“Yeah,” Javier said. “It’s something.”
“Forgive an old preacher for prying,” Powell said, “but you don’t seem as enthused as the others. Are you worried about something?”
Yes, he was. But he wasn’t about to tell Powell what it was. So he picked another niggling doubt at the back of his mind.
“The cats,” he said. “In the children’s section. Where the orphans live. I’m worried about the big cats there. My grandson told me they’d been acting up.”
“Your grandson?” Powell’s lips turned down. “I’m jealous. None of my kids has managed to get that far.”
“You’ve got kids?”
Powell nodded. “I don’t see them very much, anymore, though. My wife and I…” He shrugged. “I couldn’t be the man she deserved.”
“Because you enjoy fucking other men?” Javier asked.
Powell stopped short. He said nothing. He didn’t even look at Javier. “That obvious, huh?”
“It’s OK. We’re built to sense these things better than humans can.” He jammed his hands in his pockets. “And as for grandkids, don’t feel bad. Human kids are really tough. They’re intimidating. You’re stuck with them for a long time.”
“If you get to keep them,” Powell said.
Javier nodded. “I’m just saying, our kids are easier. They grow faster. It’s not so much of an investment.”
“Oh, I wouldn’t be so sure of that,” Powell said. “They seem like their own challenge.”
Javier walked through a game of hopscotch where the tiles of the game yelped and squeaked and giggled as he stepped on them. The vN playing were no more than a few months old, but they were all adult sized. Each of them paused as he and Powell drifted through the game. Powell even took the time to pick up an old USB key and toss it across the squares, hopping on one foot to his target and triggering all sorts of shouts and screams. When he finished, the vN clapped.
Javier laughed. It felt good. He hadn’t laughed all day, he realized. Maybe not all week.
“I fucked up the last square.” Powell’s lips made a little “o” shape. “Yes, Javier. We preachers can cuss.”
“Oh, I know you can,” Javier said, before he could think. “I fucked a divinity student before coming here. I know the kind of swear words you all can use.”

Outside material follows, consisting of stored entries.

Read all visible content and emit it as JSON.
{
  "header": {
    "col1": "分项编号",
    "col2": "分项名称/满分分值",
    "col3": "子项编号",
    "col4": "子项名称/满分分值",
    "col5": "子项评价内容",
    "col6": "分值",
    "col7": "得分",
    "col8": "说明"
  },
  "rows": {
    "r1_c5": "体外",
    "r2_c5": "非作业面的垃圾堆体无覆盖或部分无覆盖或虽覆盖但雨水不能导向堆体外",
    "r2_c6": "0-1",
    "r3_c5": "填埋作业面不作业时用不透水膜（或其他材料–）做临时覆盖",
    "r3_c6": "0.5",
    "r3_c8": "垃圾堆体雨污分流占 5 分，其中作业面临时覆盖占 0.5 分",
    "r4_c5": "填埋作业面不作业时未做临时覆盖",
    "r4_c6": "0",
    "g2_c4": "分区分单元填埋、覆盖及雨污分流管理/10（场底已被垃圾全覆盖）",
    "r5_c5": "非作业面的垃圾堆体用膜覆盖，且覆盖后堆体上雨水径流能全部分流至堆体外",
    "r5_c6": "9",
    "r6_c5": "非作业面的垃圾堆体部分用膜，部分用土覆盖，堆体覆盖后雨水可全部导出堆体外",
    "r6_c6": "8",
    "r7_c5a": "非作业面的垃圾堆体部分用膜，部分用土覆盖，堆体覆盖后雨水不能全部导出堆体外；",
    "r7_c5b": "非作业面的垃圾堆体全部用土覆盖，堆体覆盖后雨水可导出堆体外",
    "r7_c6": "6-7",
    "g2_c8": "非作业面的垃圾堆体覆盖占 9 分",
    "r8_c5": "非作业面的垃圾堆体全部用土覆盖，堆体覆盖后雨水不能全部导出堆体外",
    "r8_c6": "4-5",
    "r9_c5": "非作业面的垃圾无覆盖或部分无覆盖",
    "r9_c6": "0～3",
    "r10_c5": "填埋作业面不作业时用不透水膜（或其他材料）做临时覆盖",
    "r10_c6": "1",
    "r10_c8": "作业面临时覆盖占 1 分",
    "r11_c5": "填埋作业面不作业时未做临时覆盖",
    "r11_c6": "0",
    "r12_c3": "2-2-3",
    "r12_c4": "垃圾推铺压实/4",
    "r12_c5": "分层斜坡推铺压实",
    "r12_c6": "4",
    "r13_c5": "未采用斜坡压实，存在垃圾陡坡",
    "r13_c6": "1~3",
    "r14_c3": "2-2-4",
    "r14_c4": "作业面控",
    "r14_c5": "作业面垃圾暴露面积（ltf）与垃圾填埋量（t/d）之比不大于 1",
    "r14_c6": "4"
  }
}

His lips clamped shut immediately. The pastor didn’t look embarrassed, just bemused. But Javier was embarrassed. First Amy, now this. The words just kept bleeding out of him. Beside him, Powell slowed to a stop under a tree flush with blue solar leaves.
“Are you trying to confess to me?” he asked. “Because you can, if you want to. Our ministry has a lot of room for that kind of thing. It’s not exactly a sacrament, as such, but we recognize the importance of sharing our truth.”
He leaned up against the tree. He saw Powell do the same. The other man seemed a lot closer than he had before. The heat came off him in damp waves. He was sweating. He smelled of bay rum. He envied that, in organic men. They could wear things that made them smell better, or at least different. He’d heard of vN-friendly colognes, but they all just smelled like new cars.
“Could you marry me to Amy?”
“If that was what you both wanted.”
“What about baptism?”
Powell smiled with only one corner of his mouth. “You want me to take you to the water, Javier? Give you a good dunking?”
“I was just asking.”
“I can baptize you, yes. You or your children, or your grandson.” Powell leaned forward. “You know, you don’t have to be suspicious of me. Unlike the majority of organics, I do believe that you have a soul worth saving.”
“I’m not suspicious of you,” Javier said. “What makes you think I’m suspicious of you?”
“The way you’re looking at me, right now.”
“That’s not suspicion,” Javier said. “That’s how a vN looks at a human being.”
“Quiet. We’re not supposed to be here.”
At night, the Veldt was even more like a fairyland. It was not totally dark, and not totally silent. Being something of a night owl herself, Amy had designed it with the goal of relaxation, not enforced rest. Hammocks hung from the gentle curves of counterfeit oaks, and the trees themselves rocked gently in a programmed breeze. Young iterations, most of them missing shirts or pants or even just one sock, slept in the soft grass or the swaying boughs or in the room-sized clusters of roots beneath the big trees. They piled up together like puppies, or splayed out all alone on the banks of gurgling creeks. They were like lambs, Javier realized. Tiny, human-shaped lambs asleep in the pasture.
“Have you ever read any JM Barrie?” Powell whispered.
“No,” Javier said.
“This is just like Never Never Land,” Powell said, like that meant something.